精神医療の現場で注目されている「認知行動療法」の日本における第一人者の大野裕先生が「こころ」の健康についてわかりやすく解説します。

【コラム執筆】
日本認知療法・認知行動療法学会理事長
ストレスマネジメントネットワーク(株)代表
精神科医 大野 裕

思い切って動いてみよう

年度が替わってしばらく経ち、新しい仕事にも慣れてきたころだと思います。そのことで少しホッとする反面、思ったように仕事が進まず、どうにも気力が出ないという人もいます。新しい仕事が期待したような内容でなかったためにガッカリしている人もいるでしょう。

このように気持ちが落ち込むと、何をするにもおっくうになります。休日も、何をするでもなく家の中で過ごすことが多くなります。疲れたときに外に出ないで身体を休めるのは悪くありませんが、家の中で何もしないで時間を過ごしていると、ますます気力が無くなってきます。

このようなときには、思い切ってそのときの気分とまったく違う服装をしたり、行動をしたりしてみてはどうでしょうか。専門的には、アウトサイドインというのですが、外見や行動を変えることで、こころの状態は変わってきます。態度や行動といった外面、つまりアウトサイドから、こころという内面、インサイドを変えようというのです。

私たちは「こころが元気だから明るい気持ちになって活動的になる」と考える傾向があります。これがインサイドアウトの発想です。しかし、気力がないときには待っていても出てきません。

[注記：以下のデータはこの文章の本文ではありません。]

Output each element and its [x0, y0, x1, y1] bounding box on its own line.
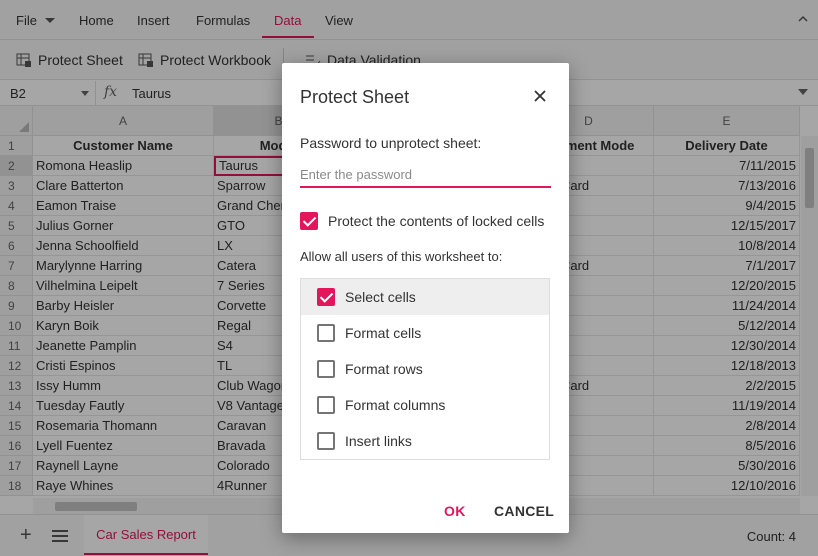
ok-button[interactable]: OK — [444, 503, 466, 519]
allow-users-label: Allow all users of this worksheet to: — [300, 249, 503, 264]
permission-label[interactable]: Select cells — [345, 289, 416, 305]
protect-sheet-dialog: Protect Sheet Password to unprotect shee… — [282, 63, 569, 533]
permission-label[interactable]: Format cells — [345, 325, 421, 341]
permission-label[interactable]: Format rows — [345, 361, 423, 377]
cancel-button[interactable]: CANCEL — [494, 503, 554, 519]
permission-item[interactable]: Format rows — [301, 351, 549, 387]
permission-checkbox[interactable] — [317, 288, 335, 306]
protect-locked-cells-checkbox[interactable] — [300, 212, 318, 230]
permission-checkbox[interactable] — [317, 360, 335, 378]
password-label: Password to unprotect sheet: — [300, 135, 482, 151]
dialog-title: Protect Sheet — [300, 87, 410, 107]
permission-checkbox[interactable] — [317, 396, 335, 414]
permission-item[interactable]: Insert links — [301, 423, 549, 459]
close-icon[interactable] — [532, 88, 548, 104]
protect-locked-cells-label[interactable]: Protect the contents of locked cells — [328, 213, 544, 229]
password-input[interactable] — [300, 163, 551, 188]
permission-item[interactable]: Format cells — [301, 315, 549, 351]
permission-item[interactable]: Format columns — [301, 387, 549, 423]
permission-item[interactable]: Select cells — [301, 279, 549, 315]
permission-label[interactable]: Insert links — [345, 433, 412, 449]
permission-checkbox[interactable] — [317, 324, 335, 342]
permissions-list: Select cells Format cells Format rows Forma… — [300, 278, 550, 460]
permission-label[interactable]: Format columns — [345, 397, 445, 413]
permission-checkbox[interactable] — [317, 432, 335, 450]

気力が出ないときには、外面から内面を変えるアウトサイドインのアプローチが役に立ちます。そうしたときに何かをするのはおっくうかもしれません。しかし、そうしたときにこそ、以前楽しんだ趣味に手を付けてみましょう。家の外に出て、背筋を伸ばして微笑みながら歩いてみても良いでしょう。そうすると自然に気持ちが晴れてくるものです。

大野 裕(ゆたか)

ストレスマネジメントネットワーク(株)代表。精神医療の現場で注目されている「認知行動療法」の日本における第一人者で、日本認知療法・認知行動療法学会理事長。著書に『マンガでわかる心の不安・モヤモヤを解消する方法』(池田書店)など。